Soon, once the midterm elections of 2018 are over, no matter what happens, we will start to see the beginnings of the Presidential Election of 2020 campaign.
And in the Democratic Party, we have, in theory at least, FOUR soon to be Octogenarians who MIGHT decide to run for the nomination of their party.
All four would be in their 80s during the next term.
First, we have former Vice President Joe Biden, who would be 78 days after the 2020 election.
Then, we have Vermont Senator Bernie Sanders, who would be 79 at the time of the 2020 election.
We also have soon to be former Governor Jerry Brown of California, who would be seven months past 80 at the time of the 2020 election.
Finally, we have former NYC Mayor Michael Bloomberg, who would be three months short of 79 when the 2020 election occurs.

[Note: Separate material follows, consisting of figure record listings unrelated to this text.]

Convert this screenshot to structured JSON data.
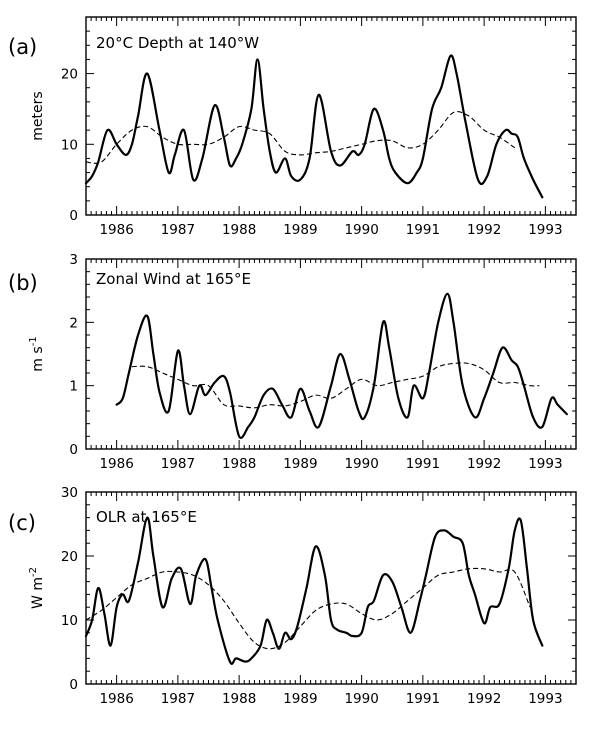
{
  "chart_data": [
    {
      "type": "line",
      "panel_label": "(a)",
      "title": "20°C Depth at 140°W",
      "ylabel": "meters",
      "ylim": [
        0,
        28
      ],
      "yticks": [
        0,
        10,
        20
      ],
      "xlim": [
        1985.5,
        1993.5
      ],
      "xtick_labels": [
        "1986",
        "1987",
        "1988",
        "1989",
        "1990",
        "1991",
        "1992",
        "1993"
      ],
      "series": [
        {
          "style": "solid",
          "x": [
            1985.5,
            1985.6,
            1985.7,
            1985.85,
            1986.0,
            1986.15,
            1986.25,
            1986.35,
            1986.5,
            1986.7,
            1986.85,
            1986.95,
            1987.1,
            1987.25,
            1987.4,
            1987.6,
            1987.75,
            1987.85,
            1987.95,
            1988.05,
            1988.2,
            1988.3,
            1988.4,
            1988.5,
            1988.6,
            1988.75,
            1988.85,
            1989.0,
            1989.15,
            1989.3,
            1989.5,
            1989.65,
            1989.85,
            1989.95,
            1990.05,
            1990.2,
            1990.35,
            1990.45,
            1990.55,
            1990.75,
            1990.9,
            1991.0,
            1991.15,
            1991.3,
            1991.45,
            1991.55,
            1991.7,
            1991.9,
            1992.05,
            1992.2,
            1992.35,
            1992.45,
            1992.55,
            1992.65,
            1992.8,
            1992.95
          ],
          "y": [
            4.5,
            5.5,
            7.5,
            12,
            10,
            8.5,
            10,
            14,
            20,
            12,
            6,
            8.5,
            12,
            5,
            8,
            15.5,
            11,
            7,
            8,
            10,
            15,
            22,
            15,
            9,
            6,
            8,
            5.5,
            5,
            8,
            17,
            9,
            7,
            9,
            8.5,
            10,
            15,
            12,
            8,
            6,
            4.5,
            6,
            8,
            15,
            18,
            22.5,
            20,
            13,
            5,
            5.5,
            10,
            12,
            11.5,
            11,
            8,
            5,
            2.5
          ]
        },
        {
          "style": "dashed",
          "x": [
            1985.5,
            1985.75,
            1986.0,
            1986.25,
            1986.5,
            1986.75,
            1987.0,
            1987.25,
            1987.5,
            1987.75,
            1988.0,
            1988.25,
            1988.5,
            1988.75,
            1989.0,
            1989.25,
            1989.5,
            1989.75,
            1990.0,
            1990.25,
            1990.5,
            1990.75,
            1991.0,
            1991.25,
            1991.5,
            1991.75,
            1992.0,
            1992.25,
            1992.5
          ],
          "y": [
            7.5,
            7.5,
            10,
            12,
            12.5,
            11,
            10,
            10,
            10,
            11,
            12.5,
            12,
            11.5,
            9,
            8.5,
            8.8,
            9,
            9.5,
            10,
            10.5,
            10.5,
            9.5,
            10,
            12,
            14.5,
            14,
            12,
            11,
            9.5
          ]
        }
      ]
    },
    {
      "type": "line",
      "panel_label": "(b)",
      "title": "Zonal Wind at 165°E",
      "ylabel": "m s",
      "ylabel_sup": "-1",
      "ylim": [
        0,
        3
      ],
      "yticks": [
        0,
        1,
        2,
        3
      ],
      "xlim": [
        1985.5,
        1993.5
      ],
      "xtick_labels": [
        "1986",
        "1987",
        "1988",
        "1989",
        "1990",
        "1991",
        "1992",
        "1993"
      ],
      "series": [
        {
          "style": "solid",
          "x": [
            1986.0,
            1986.1,
            1986.2,
            1986.35,
            1986.5,
            1986.6,
            1986.7,
            1986.85,
            1987.0,
            1987.1,
            1987.2,
            1987.35,
            1987.45,
            1987.6,
            1987.75,
            1987.85,
            1988.0,
            1988.15,
            1988.25,
            1988.4,
            1988.55,
            1988.7,
            1988.85,
            1989.0,
            1989.15,
            1989.3,
            1989.5,
            1989.65,
            1989.8,
            1989.95,
            1990.05,
            1990.2,
            1990.35,
            1990.45,
            1990.6,
            1990.75,
            1990.85,
            1991.0,
            1991.1,
            1991.25,
            1991.4,
            1991.5,
            1991.65,
            1991.85,
            1992.0,
            1992.15,
            1992.3,
            1992.45,
            1992.55,
            1992.65,
            1992.8,
            1992.95,
            1993.1,
            1993.2,
            1993.35
          ],
          "y": [
            0.7,
            0.8,
            1.2,
            1.8,
            2.1,
            1.5,
            0.9,
            0.6,
            1.55,
            1.0,
            0.55,
            1.0,
            0.85,
            1.05,
            1.15,
            0.9,
            0.2,
            0.35,
            0.5,
            0.85,
            0.95,
            0.7,
            0.5,
            0.95,
            0.6,
            0.35,
            1.0,
            1.5,
            1.1,
            0.6,
            0.5,
            1.0,
            2.0,
            1.6,
            0.8,
            0.5,
            1.0,
            0.8,
            1.2,
            2.0,
            2.45,
            2.0,
            1.0,
            0.5,
            0.8,
            1.2,
            1.6,
            1.4,
            1.3,
            1.0,
            0.5,
            0.35,
            0.8,
            0.7,
            0.55
          ]
        },
        {
          "style": "dashed",
          "x": [
            1986.25,
            1986.5,
            1986.75,
            1987.0,
            1987.25,
            1987.5,
            1987.75,
            1988.0,
            1988.25,
            1988.5,
            1988.75,
            1989.0,
            1989.25,
            1989.5,
            1989.75,
            1990.0,
            1990.25,
            1990.5,
            1990.75,
            1991.0,
            1991.25,
            1991.5,
            1991.75,
            1992.0,
            1992.25,
            1992.5,
            1992.75,
            1992.9
          ],
          "y": [
            1.3,
            1.3,
            1.2,
            1.1,
            1.0,
            1.0,
            0.7,
            0.68,
            0.65,
            0.7,
            0.68,
            0.75,
            0.85,
            0.8,
            0.95,
            1.1,
            1.0,
            1.05,
            1.1,
            1.15,
            1.3,
            1.35,
            1.35,
            1.25,
            1.05,
            1.05,
            1.0,
            1.0
          ]
        }
      ]
    },
    {
      "type": "line",
      "panel_label": "(c)",
      "title": "OLR at 165°E",
      "ylabel": "W m",
      "ylabel_sup": "-2",
      "ylim": [
        0,
        30
      ],
      "yticks": [
        0,
        10,
        20,
        30
      ],
      "xlim": [
        1985.5,
        1993.5
      ],
      "xtick_labels": [
        "1986",
        "1987",
        "1988",
        "1989",
        "1990",
        "1991",
        "1992",
        "1993"
      ],
      "series": [
        {
          "style": "solid",
          "x": [
            1985.5,
            1985.6,
            1985.7,
            1985.8,
            1985.9,
            1986.0,
            1986.1,
            1986.2,
            1986.35,
            1986.5,
            1986.6,
            1986.75,
            1986.9,
            1987.05,
            1987.2,
            1987.3,
            1987.45,
            1987.55,
            1987.65,
            1987.85,
            1987.95,
            1988.1,
            1988.2,
            1988.35,
            1988.45,
            1988.55,
            1988.65,
            1988.75,
            1988.85,
            1988.95,
            1989.1,
            1989.25,
            1989.4,
            1989.5,
            1989.6,
            1989.75,
            1989.85,
            1990.0,
            1990.1,
            1990.2,
            1990.35,
            1990.5,
            1990.65,
            1990.8,
            1990.95,
            1991.05,
            1991.2,
            1991.35,
            1991.5,
            1991.65,
            1991.75,
            1991.85,
            1992.0,
            1992.1,
            1992.25,
            1992.4,
            1992.5,
            1992.6,
            1992.7,
            1992.8,
            1992.95
          ],
          "y": [
            7.5,
            10,
            15,
            11,
            6,
            12,
            14,
            13,
            19,
            26,
            20,
            12,
            16.5,
            18,
            12.5,
            17,
            19.5,
            15,
            10,
            3.5,
            4,
            3.5,
            4,
            6,
            10,
            8,
            5.5,
            8,
            7,
            9,
            15,
            21.5,
            17,
            10,
            8.5,
            8,
            7.5,
            8,
            12,
            13,
            17,
            16,
            12,
            8,
            13,
            17,
            23,
            24,
            23,
            22,
            17,
            14,
            9.5,
            12,
            12.5,
            18,
            24,
            25.5,
            18,
            10,
            6
          ]
        },
        {
          "style": "dashed",
          "x": [
            1985.5,
            1985.75,
            1986.0,
            1986.25,
            1986.5,
            1986.75,
            1987.0,
            1987.25,
            1987.5,
            1987.75,
            1988.0,
            1988.25,
            1988.5,
            1988.75,
            1989.0,
            1989.25,
            1989.5,
            1989.75,
            1990.0,
            1990.25,
            1990.5,
            1990.75,
            1991.0,
            1991.25,
            1991.5,
            1991.75,
            1992.0,
            1992.25,
            1992.5,
            1992.75
          ],
          "y": [
            10,
            11.5,
            13.5,
            15.5,
            16.5,
            17.5,
            17.5,
            17,
            15.5,
            13,
            9.5,
            6.5,
            5.5,
            6.5,
            9,
            11.5,
            12.5,
            12.5,
            11,
            10,
            11,
            13,
            15,
            17,
            17.5,
            18,
            18,
            17.5,
            17.5,
            12
          ]
        }
      ]
    }
  ]
}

So all four would be in their 80s during their first term of office.
All but Bloomberg have actually been Presidential candidates, with Bloomberg flirting with it, but never taking the step.
Biden ran in 1988 and 2008, while Sanders ran in 2016, and Brown in 1976, 1980, and 1992.
The least likely to announce is Brown, but knowing his past history, who can say he would not announce?
Bloomberg seems second least likely to run, but is spending $80 million to help Democrats win the midterm elections in Congress and the states.
Both Biden and Sanders seem certainly to announce, in a field that could include more than 10 potential candidates.
If one had to project whether any of these four men might actually be the Democratic nominee, it would be Joe Biden, who is the most centrist of the four.
With both Sanders and Bloomberg being “independent”, outside the party membership, and both very unwilling to compromise or negotiate with party leaders, and with the Democrats insisting that only party members run for the White House, there would be massive conflict with either trying to take the Democratic nomination for the Presidency.
Truthfully, the best scenario would be a “NEW GENERATION”, someone in their 40s, 50s, or low to mid 60s, becoming the future of the party, rather than an “old timer”, who we would need to worry about more than normally, as to who their Vice President was, since the odds of an octogenarian serving a full term in the Presidency, would be quite a gamble!